Darren has been WEAU’s chief meteorologist since March of 2011. He previously was the chief meteorologist at the NBC affiliate in Lima, Ohio and now has more than 15 years of broadcast experience with more than 20 years as a professional meteorologist. He was born and raised in New Britain, Connecticut (the home of Stanley Tools!), having lived much of his life in New England. A career change into broadcast meteorology prompted the move west and now he considers the Chippewa Valley home.
His passion for weather came at a fairly young age with some of the extreme weather events New England can bring, from nor’easters to hurricanes and it drove him to pursue a career in meteorology. He received his BS in atmospheric science from Central Connecticut State University and earned a certification in broadcasting from the Connecticut School of Broadcasting. In 2009 he earned the prestigious CBM certification (#363) from the American Meteorological Society which recognizes professional broadcast meteorologists for their technical competence and ability to provide informational and explanatory value in their weather forecasts. In 2019 he won the Wisconsin Broadcasters Association award for best weathercast in small market television.

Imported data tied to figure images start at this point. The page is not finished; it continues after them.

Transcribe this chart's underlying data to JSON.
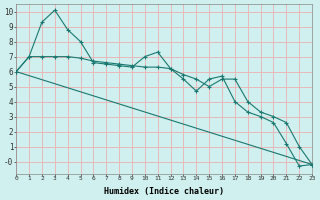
{
  "background_color": "#cff0ee",
  "grid_color": "#e8b8b8",
  "line_color": "#1a7870",
  "xlabel": "Humidex (Indice chaleur)",
  "xlim": [
    0,
    23
  ],
  "ylim": [
    -0.8,
    10.5
  ],
  "xtick_vals": [
    0,
    1,
    2,
    3,
    4,
    5,
    6,
    7,
    8,
    9,
    10,
    11,
    12,
    13,
    14,
    15,
    16,
    17,
    18,
    19,
    20,
    21,
    22,
    23
  ],
  "ytick_vals": [
    0,
    1,
    2,
    3,
    4,
    5,
    6,
    7,
    8,
    9,
    10
  ],
  "ytick_labels": [
    "-0",
    "1",
    "2",
    "3",
    "4",
    "5",
    "6",
    "7",
    "8",
    "9",
    "10"
  ],
  "line1_x": [
    0,
    1,
    2,
    3,
    4,
    5,
    6,
    7,
    8,
    9,
    10,
    11,
    12,
    13,
    14,
    15,
    16,
    17,
    18,
    19,
    20,
    21,
    22,
    23
  ],
  "line1_y": [
    6.0,
    7.0,
    7.0,
    7.0,
    7.0,
    6.9,
    6.7,
    6.6,
    6.5,
    6.4,
    6.3,
    6.3,
    6.2,
    5.8,
    5.5,
    5.0,
    5.5,
    5.5,
    4.0,
    3.3,
    3.0,
    2.6,
    1.0,
    -0.2
  ],
  "line2_x": [
    0,
    1,
    2,
    3,
    4,
    5,
    6,
    7,
    8,
    9,
    10,
    11,
    12,
    13,
    14,
    15,
    16,
    17,
    18,
    19,
    20,
    21,
    22,
    23
  ],
  "line2_y": [
    6.0,
    7.0,
    9.3,
    10.1,
    8.8,
    8.0,
    6.6,
    6.5,
    6.4,
    6.3,
    7.0,
    7.3,
    6.2,
    5.5,
    4.7,
    5.5,
    5.7,
    4.0,
    3.3,
    3.0,
    2.6,
    1.2,
    -0.3,
    -0.2
  ],
  "line3_x": [
    0,
    23
  ],
  "line3_y": [
    6.0,
    -0.2
  ]
}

While in Wisconsin he has covered the state’s longest track tornado on record, which was classified as an EF-3 when it tore through Barron County in May of 2017, and more recently the EF-3 that passed through the town of Wheaton in September of 2019. He also got us through the record breaking winter of 2018-2019 which brought the all-time snowiest month (February) and season on record!
Even when Darren isn’t working he still has a habit of checking out the sky, day or night, as he also enjoys astronomy. When the weather is nice, his hobbies take him outdoors for photography, gardening, tennis and bike riding. He also has quite a video game collection for those inside days.
Darren is a father of two teenagers who have grown up in the Eau Claire school system and a fur-dad to a very cute Shiba-Inu.